04 August 2010 14:22 [Source: ICIS news]
LONDON (ICIS)--The flooding in northwest Pakistan, which has so far killed 1,400 people and affected 3m others, has also devastated rice paddy fields and severely limited interest in near-term fertilizer imports, sources said on Wednesday.
From an agricultural perspective, it had been expected that Pakistan would import upwards of 400,000 tonnes of diammonium phosphate (DAP) and announce further tenders for imported urea for arrival during 2010, but these plans have been put on hold due to the area’s worst flooding in 80 years, traders said.
“The floods have created a lot of damage to the agricultural belt of the country,” said one fertilizer importer.
“It's very difficult to ascertain the true extent of the damage, as water levels need to drop,” added the importer. “But the areas affected are major cash crop regions.”
The rice paddy has been the most seriously affected, with “major over-flooding” of the fields.
“Cotton has not been so badly affected, but we need to wait and see,” said the importer.
The importer added: “What is apparent is that farmer sentiment is very low.

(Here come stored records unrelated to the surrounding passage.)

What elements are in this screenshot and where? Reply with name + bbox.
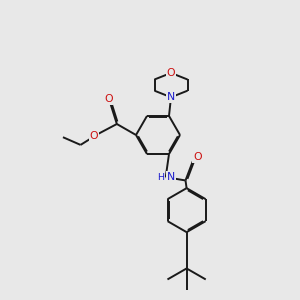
Text: O: O <box>167 68 175 78</box>
Text: N: N <box>167 172 175 182</box>
Text: H: H <box>157 173 164 182</box>
Text: O: O <box>193 152 202 162</box>
Text: N: N <box>167 92 175 102</box>
Text: O: O <box>90 131 98 141</box>
Text: O: O <box>104 94 112 104</box>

Fertilizer sales in the country are at very low levels and there is no traction in the market [to buy product].”
Traders had expected import demand for DAP to return in August in preparation for the rabi season, which gets under way in October.
But it was clear that, due to the previous lack of rain in the country, Pakistan’s DAP imports (currently around 480,000 tonnes for 2010) would lead to substantial carryover into the beginning of the rabi season.
This, coupled with the lack of demand during kharif (April-September) due to flooding, had led several traders to revise down their estimate of kharif demand to 400,000-500,000 tonnes.
With availability at 800,000 tonnes (imports plus domestic production during kharif), this would likely lead to a carryover of 400,000-500,000 tonnes into the rabi season.
Pakistan normally imports 1m tonnes/year of DAP but sources have revised down this estimate considerably.
“This [flooding] will delay interest in DAP imports,” said the trader.
Said the importer: “You would have to be crazy to import product now.”
Urea fertilizer sales had also dropped, said the importer, leading to speculation that Pakistan would not enter the import market again this year.
Said the importer: “More rain is expected in the next few days although the situation is easing – but it is early days.”